In the complex world of financial services, debt recovery is a crucial challenge for banks and institutions. Two main solutions have emerged: Debt Recovery Agents (DRAs) and Litigation Financing. While DRAs have been less effective due to aggressive tactics and legal concerns, a promising alternative called Litigation Financing or Third-Party Funding (TPF) has emerged. TPF involves third-party funders supporting litigation costs in exchange for a share of the proceeds in successful cases. The lacking regulation in DRA gives push to TPF as it allows claimants to access the justice and peruse for their own claims even with limited financial sources.

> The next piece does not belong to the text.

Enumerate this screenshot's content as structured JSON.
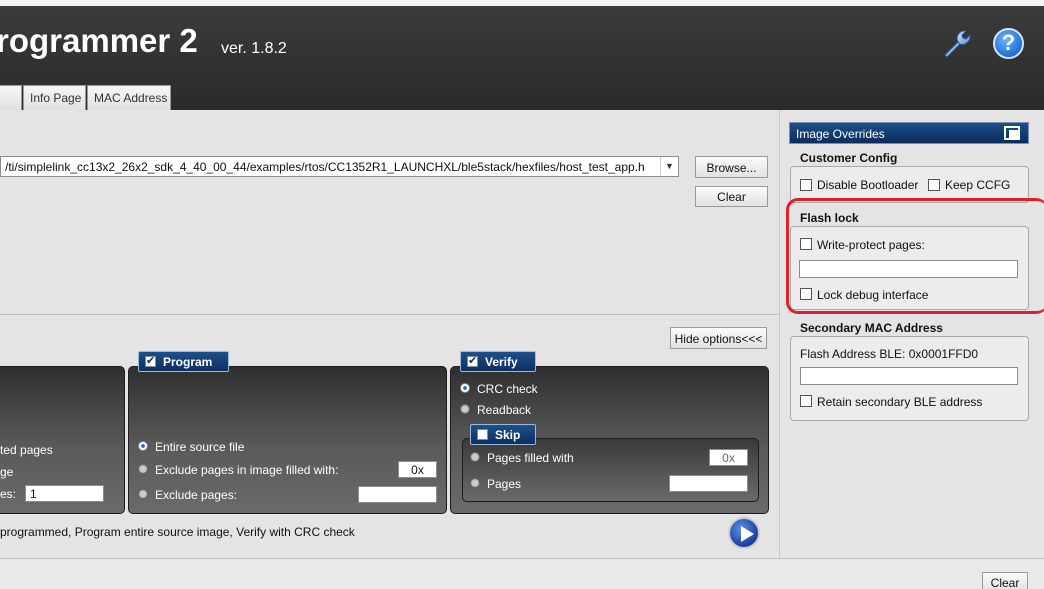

When we look at the Indian scenario debt recovery agents are being traditional solutions for financial institution to recover their bad loans. These agents are responsible for interacting directly with defaulters and attempting to recover outstanding debts. The Reserve Bank of India (RBI) oversees the regulation of DRAs under the SARFAESI Act. When a loan becomes a Non-Performing Asset (NPA), the borrower receives a notice demanding repayment within 60 days and if the borrower fails to pay the credit within the required period, The creditor can take action without any involvement of Judicial authorities and which includes selling of the loan to an Asset reconstruction company at the discounted rate.
In the recent session of Lok Sabha, Finance Minister Nirmala Sitharaman acknowledged the growing complaints about the illegal methods used by DRAs to recover loans. These aggressive and intrusive methods used by Debt Recovery Agents have resulted in numerous complaints and legal problems. The RBI has issued guidelines to curb their excesses but this is uncontrolled.